If you have a severe allergy to one of these foods it will be quite obvious to you. Gluten sensitivity is a prime example. Some people have such a bad reaction to gluten, the protein in wheat, barley, and rye, that it causes a cluster of extreme symptoms known as celiac disease, which severely limits nutrient absorption in the small intestine, with devastating consequences. But many others have a subtler reaction to the gluten that goes undiagnosed, because they assume that their chronic but non-urgent conditions must be related to other things, like being tired and run down from life or having a more sensitive constitution than normal. They may have gotten used to suffering these conditions for years, like being fatigued, frequently feeling they’re on the verge of catching a cold, having headaches, or regularly having constipation or diarrhea. Doing this investigation into irritants can be a revelation: they are able to identify their breakfast muffin or lunchtime penne pasta as a trigger of these symptoms, and they realize they are best off avoiding wheat and other gluten-containing grains entirely.

The effects of alcohol, caffeine (especially coffee), and sugar will also now be “louder.” With your clean Clean canvas, you’ll get a sense of their true impact on your particular constitution.

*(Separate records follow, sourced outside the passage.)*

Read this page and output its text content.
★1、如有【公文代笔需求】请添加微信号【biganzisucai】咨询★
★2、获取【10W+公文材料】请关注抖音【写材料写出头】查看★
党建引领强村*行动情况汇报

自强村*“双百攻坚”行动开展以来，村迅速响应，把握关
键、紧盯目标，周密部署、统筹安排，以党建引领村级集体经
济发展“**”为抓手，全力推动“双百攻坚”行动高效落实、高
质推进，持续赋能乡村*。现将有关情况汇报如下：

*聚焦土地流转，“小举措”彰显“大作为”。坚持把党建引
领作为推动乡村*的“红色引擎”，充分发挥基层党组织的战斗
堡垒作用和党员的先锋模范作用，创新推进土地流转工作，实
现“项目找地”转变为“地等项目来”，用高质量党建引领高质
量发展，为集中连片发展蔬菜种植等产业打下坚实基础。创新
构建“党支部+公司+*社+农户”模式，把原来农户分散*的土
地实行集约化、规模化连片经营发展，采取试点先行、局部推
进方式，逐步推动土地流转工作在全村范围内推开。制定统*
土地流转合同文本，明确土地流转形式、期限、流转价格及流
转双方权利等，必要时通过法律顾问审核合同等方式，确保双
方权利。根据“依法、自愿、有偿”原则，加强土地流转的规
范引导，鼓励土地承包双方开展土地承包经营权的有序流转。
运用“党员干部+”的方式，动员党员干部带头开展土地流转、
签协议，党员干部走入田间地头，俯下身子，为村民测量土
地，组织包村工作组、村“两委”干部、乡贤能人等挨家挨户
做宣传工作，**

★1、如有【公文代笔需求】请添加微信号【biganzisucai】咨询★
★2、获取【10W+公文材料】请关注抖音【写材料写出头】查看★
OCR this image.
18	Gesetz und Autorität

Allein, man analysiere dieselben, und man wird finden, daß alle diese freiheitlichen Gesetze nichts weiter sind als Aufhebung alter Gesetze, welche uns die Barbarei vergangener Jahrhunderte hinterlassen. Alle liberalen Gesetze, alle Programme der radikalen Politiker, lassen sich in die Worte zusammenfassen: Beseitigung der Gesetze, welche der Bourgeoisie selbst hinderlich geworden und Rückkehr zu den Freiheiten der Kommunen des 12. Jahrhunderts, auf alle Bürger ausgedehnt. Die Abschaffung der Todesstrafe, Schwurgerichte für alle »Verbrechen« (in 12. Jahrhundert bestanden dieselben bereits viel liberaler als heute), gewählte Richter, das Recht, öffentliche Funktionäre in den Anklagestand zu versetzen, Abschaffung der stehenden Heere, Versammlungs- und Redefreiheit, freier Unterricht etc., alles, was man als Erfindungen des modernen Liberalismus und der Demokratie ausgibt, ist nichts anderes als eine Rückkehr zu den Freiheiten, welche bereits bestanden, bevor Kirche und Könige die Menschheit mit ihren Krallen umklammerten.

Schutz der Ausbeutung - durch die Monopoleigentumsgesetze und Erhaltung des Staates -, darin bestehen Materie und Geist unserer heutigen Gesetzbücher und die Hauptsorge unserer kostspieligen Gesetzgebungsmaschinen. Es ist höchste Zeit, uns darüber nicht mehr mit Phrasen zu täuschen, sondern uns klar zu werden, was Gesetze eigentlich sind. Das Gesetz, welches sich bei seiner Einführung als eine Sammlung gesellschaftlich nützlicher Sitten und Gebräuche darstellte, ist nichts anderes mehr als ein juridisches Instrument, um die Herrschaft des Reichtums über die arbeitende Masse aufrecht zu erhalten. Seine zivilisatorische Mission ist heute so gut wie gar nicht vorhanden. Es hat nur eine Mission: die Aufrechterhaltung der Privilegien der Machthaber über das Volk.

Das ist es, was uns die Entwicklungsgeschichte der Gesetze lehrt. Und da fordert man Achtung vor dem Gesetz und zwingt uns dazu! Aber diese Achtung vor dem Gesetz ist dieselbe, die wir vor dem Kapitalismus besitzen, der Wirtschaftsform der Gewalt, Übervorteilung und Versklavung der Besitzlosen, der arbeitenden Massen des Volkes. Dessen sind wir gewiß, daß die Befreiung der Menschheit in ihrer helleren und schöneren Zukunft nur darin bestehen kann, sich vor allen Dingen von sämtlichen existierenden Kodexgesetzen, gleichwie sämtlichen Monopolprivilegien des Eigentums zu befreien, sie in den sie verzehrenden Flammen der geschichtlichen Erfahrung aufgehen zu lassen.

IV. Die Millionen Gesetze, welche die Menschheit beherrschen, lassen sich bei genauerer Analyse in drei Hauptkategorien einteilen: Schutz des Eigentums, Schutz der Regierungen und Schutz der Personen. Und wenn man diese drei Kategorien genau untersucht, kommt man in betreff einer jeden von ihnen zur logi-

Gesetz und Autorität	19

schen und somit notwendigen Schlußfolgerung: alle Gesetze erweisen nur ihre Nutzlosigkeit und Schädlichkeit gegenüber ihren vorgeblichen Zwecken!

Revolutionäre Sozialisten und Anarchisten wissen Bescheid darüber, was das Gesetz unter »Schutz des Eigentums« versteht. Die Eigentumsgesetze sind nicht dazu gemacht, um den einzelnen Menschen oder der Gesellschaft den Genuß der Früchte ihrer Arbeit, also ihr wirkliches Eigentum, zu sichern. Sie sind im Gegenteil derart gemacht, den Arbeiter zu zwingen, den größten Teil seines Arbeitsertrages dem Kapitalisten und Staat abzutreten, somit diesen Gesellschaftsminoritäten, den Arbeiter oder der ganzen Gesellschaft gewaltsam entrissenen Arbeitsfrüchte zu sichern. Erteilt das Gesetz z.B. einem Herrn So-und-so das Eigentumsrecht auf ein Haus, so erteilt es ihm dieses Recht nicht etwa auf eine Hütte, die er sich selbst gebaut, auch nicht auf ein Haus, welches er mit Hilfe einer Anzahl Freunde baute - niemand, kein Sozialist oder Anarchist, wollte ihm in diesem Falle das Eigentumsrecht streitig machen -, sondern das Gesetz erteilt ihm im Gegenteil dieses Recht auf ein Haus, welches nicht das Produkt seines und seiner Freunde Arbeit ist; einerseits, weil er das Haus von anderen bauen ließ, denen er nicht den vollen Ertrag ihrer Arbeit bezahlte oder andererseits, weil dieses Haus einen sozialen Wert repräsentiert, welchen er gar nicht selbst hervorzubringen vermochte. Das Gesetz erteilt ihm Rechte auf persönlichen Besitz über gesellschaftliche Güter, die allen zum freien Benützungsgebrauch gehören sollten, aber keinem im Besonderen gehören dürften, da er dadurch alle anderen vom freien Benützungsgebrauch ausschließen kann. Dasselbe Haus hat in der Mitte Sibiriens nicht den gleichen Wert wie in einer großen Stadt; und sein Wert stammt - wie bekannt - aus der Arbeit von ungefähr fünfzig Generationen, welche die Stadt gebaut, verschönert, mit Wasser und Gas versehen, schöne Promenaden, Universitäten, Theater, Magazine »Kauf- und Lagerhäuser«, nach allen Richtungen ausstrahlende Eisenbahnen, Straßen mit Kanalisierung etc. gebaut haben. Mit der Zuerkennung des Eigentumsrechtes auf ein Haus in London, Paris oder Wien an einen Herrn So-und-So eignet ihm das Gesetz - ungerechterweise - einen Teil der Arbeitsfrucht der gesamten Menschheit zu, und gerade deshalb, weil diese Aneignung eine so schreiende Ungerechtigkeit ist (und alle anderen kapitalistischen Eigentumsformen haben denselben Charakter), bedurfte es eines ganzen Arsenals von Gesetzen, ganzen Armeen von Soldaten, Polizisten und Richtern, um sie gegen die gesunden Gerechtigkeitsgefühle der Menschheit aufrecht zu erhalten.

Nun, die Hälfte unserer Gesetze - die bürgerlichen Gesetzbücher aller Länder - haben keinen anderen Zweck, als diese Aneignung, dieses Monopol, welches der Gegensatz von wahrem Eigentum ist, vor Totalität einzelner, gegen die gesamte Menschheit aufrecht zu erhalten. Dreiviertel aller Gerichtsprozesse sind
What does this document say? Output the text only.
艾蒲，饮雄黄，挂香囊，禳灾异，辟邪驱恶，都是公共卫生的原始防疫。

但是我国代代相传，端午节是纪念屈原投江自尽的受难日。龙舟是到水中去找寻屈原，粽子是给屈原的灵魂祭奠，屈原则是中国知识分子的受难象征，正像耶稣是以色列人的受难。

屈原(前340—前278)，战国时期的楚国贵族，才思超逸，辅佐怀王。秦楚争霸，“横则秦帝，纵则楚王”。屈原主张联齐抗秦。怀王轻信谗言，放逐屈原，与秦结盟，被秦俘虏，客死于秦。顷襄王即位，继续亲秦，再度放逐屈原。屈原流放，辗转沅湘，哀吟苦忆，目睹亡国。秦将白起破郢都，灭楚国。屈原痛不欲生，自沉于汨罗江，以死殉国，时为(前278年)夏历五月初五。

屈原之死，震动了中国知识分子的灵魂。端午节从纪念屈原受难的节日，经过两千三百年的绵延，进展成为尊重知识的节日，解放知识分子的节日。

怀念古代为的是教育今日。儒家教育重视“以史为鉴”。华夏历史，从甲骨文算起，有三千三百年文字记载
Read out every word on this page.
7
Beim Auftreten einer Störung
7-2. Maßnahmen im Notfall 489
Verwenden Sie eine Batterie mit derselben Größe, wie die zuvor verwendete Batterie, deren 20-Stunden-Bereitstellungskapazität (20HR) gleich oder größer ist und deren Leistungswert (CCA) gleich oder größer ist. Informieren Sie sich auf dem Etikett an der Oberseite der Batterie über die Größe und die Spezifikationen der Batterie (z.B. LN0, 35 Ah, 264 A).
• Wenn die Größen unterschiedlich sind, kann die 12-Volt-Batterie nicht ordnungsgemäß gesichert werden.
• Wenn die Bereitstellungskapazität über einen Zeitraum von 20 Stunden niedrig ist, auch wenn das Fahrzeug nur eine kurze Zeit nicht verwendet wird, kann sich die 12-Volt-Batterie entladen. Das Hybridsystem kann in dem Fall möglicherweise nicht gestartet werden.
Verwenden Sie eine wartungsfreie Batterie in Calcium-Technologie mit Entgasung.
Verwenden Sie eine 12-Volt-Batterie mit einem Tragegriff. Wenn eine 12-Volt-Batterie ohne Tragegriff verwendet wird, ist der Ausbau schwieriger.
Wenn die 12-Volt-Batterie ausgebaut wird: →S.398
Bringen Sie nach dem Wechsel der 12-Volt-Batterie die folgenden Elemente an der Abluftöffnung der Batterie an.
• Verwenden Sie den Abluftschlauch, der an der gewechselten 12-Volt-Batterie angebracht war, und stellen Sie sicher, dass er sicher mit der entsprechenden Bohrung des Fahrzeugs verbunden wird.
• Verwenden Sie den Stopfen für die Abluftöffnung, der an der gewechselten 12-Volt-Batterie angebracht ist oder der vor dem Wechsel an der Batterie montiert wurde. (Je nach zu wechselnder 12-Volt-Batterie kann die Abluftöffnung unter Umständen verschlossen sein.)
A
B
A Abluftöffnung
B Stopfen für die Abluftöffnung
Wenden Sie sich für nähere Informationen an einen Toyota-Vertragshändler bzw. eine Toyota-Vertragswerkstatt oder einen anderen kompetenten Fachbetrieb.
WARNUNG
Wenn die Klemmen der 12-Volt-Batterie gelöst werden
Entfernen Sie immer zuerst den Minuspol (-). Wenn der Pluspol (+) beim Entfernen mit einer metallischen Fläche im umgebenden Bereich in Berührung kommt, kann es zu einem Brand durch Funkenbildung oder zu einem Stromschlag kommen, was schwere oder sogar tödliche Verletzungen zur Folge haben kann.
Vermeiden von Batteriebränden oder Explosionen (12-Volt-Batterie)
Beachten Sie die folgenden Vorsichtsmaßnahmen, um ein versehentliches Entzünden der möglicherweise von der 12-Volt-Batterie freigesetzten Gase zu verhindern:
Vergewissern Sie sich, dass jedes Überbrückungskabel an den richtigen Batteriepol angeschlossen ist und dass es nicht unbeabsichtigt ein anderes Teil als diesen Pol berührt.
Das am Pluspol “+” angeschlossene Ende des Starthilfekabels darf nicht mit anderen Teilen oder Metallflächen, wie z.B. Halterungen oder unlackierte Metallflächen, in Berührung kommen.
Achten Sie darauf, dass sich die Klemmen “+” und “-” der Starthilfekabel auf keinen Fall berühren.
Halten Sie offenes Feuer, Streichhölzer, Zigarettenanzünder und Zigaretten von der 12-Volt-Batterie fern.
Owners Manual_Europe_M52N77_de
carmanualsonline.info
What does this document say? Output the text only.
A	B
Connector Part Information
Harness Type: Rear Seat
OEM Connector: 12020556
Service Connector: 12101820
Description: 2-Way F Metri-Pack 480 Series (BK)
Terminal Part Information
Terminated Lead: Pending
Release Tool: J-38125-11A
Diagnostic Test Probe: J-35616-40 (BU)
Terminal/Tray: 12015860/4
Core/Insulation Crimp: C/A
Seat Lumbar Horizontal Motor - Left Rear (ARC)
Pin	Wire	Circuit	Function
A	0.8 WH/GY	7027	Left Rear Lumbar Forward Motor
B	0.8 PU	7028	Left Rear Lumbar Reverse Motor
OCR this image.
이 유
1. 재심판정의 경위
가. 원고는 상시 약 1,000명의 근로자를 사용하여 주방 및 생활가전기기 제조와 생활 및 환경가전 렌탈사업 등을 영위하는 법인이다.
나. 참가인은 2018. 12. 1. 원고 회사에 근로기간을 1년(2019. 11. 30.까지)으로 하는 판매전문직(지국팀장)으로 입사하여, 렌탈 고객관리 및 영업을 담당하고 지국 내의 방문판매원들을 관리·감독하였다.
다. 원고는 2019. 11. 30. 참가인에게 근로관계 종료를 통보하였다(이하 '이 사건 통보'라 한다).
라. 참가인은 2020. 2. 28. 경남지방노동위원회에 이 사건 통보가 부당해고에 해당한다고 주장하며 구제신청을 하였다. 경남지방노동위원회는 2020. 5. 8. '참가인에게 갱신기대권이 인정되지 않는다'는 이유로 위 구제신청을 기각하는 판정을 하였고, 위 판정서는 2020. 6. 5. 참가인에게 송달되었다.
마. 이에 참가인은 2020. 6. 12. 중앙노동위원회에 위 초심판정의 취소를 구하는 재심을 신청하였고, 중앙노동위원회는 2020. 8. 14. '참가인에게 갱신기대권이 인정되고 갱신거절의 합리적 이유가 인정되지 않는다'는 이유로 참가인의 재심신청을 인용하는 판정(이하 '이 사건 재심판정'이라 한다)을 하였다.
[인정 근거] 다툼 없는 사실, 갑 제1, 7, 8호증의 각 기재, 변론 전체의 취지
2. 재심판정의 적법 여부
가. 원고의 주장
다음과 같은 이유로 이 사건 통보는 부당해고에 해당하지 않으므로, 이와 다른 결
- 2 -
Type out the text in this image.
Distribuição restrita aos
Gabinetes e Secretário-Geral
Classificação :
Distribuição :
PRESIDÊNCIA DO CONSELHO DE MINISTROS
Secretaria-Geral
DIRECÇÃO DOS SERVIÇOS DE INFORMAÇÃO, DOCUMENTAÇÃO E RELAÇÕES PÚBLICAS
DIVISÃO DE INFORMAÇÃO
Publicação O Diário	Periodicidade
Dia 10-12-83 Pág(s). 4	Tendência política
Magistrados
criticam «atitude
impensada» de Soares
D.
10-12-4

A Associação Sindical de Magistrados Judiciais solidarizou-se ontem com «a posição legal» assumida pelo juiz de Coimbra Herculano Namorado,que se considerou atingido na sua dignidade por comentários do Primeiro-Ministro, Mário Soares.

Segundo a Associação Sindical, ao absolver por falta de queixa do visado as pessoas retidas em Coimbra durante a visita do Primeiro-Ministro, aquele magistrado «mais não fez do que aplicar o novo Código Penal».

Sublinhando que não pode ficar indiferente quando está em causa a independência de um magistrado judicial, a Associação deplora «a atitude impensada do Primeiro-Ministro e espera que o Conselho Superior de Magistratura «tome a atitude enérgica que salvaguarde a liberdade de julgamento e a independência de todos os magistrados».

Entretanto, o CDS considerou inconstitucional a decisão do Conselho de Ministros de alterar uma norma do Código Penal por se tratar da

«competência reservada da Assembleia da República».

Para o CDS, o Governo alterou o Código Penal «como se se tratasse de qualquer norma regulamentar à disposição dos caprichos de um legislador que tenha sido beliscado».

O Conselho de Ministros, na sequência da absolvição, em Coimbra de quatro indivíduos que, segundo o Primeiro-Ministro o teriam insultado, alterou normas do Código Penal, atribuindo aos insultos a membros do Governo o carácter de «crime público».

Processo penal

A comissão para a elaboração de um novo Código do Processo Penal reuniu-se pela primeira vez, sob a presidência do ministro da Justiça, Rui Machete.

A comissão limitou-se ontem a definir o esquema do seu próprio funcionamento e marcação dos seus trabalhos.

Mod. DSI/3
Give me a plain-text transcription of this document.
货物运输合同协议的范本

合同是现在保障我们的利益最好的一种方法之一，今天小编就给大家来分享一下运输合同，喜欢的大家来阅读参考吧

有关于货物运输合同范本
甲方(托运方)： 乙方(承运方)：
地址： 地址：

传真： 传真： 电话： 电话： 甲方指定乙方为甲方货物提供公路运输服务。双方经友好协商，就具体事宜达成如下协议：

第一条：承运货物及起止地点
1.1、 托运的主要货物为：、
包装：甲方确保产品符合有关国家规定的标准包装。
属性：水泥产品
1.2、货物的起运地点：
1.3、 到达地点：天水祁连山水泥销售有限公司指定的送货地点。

If you still desire them, reintroduce them one at a time, consuming them in reasonable amounts, and notice the effects on your body, your energy levels throughout the day, and your mental outlook. Take some notes to serve as your evidence later about how these things affect you when you are in your cleanest state. There is no need to be a purist for the rest of your life if you enjoy wine, beer, cheesecake, or chocolate. Have them, and enjoy them—there’s nothing worse for digestion than guilt—and bring your awareness fully to the present moment with each bite or sip. Eating in this very conscious way, you might find that the larger amounts you used to consume have a stronger impact than you noticed before and that much smaller amounts please you. Buying smaller amounts of higher-quality products always helps.

If your reaction to any of the foods you test is mild but still noticeable (slight fatigue, constipation, blue mood) you might not want to eliminate it forever, but you will still benefit from reducing the frequency of exposure to it. Following a “rotation diet” is a simple way to avoid the negative consequences of mild to moderate food allergies and sensitivities. Rotate your choice of foods so that you don’t eat the irritating ones more than once every four days.

This process of investigating your toxic triggers may sound complicated at first. It is not. In fact, it’s a breeze compared to what you just accomplished with Clean, and the potential for discovering how to maintain the benefits you got during the program and avoid returning to old symptoms is priceless.